A European summit scheduled for October 23 will address a proposal for recapitalizing the banking system and could consider a forgiveness of 20% of Spain's national debt and required lenders to bolster main capital reserves with 9% in reserves. Even if the changes are only applied to our principal lenders, forcing them to find 40 billion euros, such a decision would bring disaster to Spain.
If applied, lenders would have to beg for funds from closed markets and provision their treasury shares, or perhaps sell them in six months. And who is going to buy Spanish bonds then? What is worse, the mandate could soon be imposed on all lenders, and it would be impossible for companies in our country to issue debt.

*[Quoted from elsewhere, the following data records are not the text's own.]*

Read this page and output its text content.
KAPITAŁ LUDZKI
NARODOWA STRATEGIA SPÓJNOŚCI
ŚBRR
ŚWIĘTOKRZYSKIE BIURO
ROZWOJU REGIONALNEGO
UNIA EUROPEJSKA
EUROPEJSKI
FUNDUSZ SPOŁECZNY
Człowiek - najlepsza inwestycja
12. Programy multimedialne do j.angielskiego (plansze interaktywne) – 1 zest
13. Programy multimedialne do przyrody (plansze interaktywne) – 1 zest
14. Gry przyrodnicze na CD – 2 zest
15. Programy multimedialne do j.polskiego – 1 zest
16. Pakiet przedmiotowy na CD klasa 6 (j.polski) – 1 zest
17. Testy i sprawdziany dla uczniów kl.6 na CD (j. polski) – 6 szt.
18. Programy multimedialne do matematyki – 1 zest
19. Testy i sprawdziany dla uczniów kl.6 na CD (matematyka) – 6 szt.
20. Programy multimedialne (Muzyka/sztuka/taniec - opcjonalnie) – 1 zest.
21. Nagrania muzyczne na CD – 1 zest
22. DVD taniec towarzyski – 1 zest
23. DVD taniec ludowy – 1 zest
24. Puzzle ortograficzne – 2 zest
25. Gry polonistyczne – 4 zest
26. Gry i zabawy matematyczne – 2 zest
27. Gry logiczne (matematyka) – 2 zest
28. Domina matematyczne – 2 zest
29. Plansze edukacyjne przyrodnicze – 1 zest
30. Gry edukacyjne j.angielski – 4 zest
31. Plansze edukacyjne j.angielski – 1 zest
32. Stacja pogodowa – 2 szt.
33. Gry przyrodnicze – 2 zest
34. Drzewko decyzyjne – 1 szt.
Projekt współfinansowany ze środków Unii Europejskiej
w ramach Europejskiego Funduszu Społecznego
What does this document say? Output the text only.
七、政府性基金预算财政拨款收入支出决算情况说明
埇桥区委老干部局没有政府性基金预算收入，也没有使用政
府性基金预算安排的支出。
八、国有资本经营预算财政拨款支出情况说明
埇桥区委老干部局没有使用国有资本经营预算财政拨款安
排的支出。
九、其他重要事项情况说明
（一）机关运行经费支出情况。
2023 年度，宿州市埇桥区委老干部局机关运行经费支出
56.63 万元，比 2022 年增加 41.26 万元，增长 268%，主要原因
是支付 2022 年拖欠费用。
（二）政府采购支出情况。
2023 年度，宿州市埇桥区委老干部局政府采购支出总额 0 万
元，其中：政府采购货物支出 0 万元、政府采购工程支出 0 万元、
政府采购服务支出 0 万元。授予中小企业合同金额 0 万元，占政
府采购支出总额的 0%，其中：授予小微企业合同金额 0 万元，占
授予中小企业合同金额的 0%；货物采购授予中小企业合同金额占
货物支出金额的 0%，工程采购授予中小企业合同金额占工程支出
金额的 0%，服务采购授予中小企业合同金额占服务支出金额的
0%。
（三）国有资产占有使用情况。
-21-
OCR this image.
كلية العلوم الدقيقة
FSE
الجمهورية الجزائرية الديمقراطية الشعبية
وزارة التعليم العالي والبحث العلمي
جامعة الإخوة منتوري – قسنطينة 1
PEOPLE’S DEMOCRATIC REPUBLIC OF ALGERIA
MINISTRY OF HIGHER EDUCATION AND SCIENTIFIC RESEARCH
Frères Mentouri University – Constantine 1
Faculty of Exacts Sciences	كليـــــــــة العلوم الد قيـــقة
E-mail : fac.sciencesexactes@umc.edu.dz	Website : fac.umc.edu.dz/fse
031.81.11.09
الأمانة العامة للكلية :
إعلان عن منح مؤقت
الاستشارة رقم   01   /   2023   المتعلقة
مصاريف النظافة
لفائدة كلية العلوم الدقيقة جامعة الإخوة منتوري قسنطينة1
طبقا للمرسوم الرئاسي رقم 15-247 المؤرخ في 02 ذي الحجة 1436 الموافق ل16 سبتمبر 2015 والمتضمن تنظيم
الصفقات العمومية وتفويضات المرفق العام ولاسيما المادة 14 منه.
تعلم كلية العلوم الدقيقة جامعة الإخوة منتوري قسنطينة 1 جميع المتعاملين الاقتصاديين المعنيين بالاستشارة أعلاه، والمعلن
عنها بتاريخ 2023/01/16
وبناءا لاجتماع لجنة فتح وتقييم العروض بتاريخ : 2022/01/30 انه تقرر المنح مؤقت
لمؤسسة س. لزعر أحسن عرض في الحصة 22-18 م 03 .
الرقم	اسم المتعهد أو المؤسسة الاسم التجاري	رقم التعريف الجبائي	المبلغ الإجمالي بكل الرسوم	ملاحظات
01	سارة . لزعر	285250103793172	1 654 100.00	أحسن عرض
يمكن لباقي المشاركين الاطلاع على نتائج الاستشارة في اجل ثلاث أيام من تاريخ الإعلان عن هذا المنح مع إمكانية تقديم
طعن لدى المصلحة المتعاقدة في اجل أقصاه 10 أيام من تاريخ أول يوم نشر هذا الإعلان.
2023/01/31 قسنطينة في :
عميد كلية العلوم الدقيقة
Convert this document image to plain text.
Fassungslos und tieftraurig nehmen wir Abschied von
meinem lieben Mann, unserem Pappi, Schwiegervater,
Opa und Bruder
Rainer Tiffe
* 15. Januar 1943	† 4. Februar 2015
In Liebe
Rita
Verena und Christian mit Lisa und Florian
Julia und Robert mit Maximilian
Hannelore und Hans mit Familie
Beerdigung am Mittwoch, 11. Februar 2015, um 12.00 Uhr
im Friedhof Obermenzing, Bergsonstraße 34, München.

Further, the proposal would restrict credit markets just at the same time we have to cut the deficit. It puts us in the same place as Italy now that the market has valued our strengths before giving a chance to the incoming government. Is it logical that the collateral demanded by the European Central Bank would become a toxic asset, or that a debt forgiveness strategy would coincide with mandates to create a capital buffer?
Perhaps real estate assets would be provisioned in a way that cleans up accounts. But the debt forgiveness would become a serious liquidity problem given insolvency is a salient issue right now. Zapatero has to make sure that does not happen. If these are the solutions, it is not surprising that Merkel and Schauble lowered their expectations during the meeting. The craziness continues.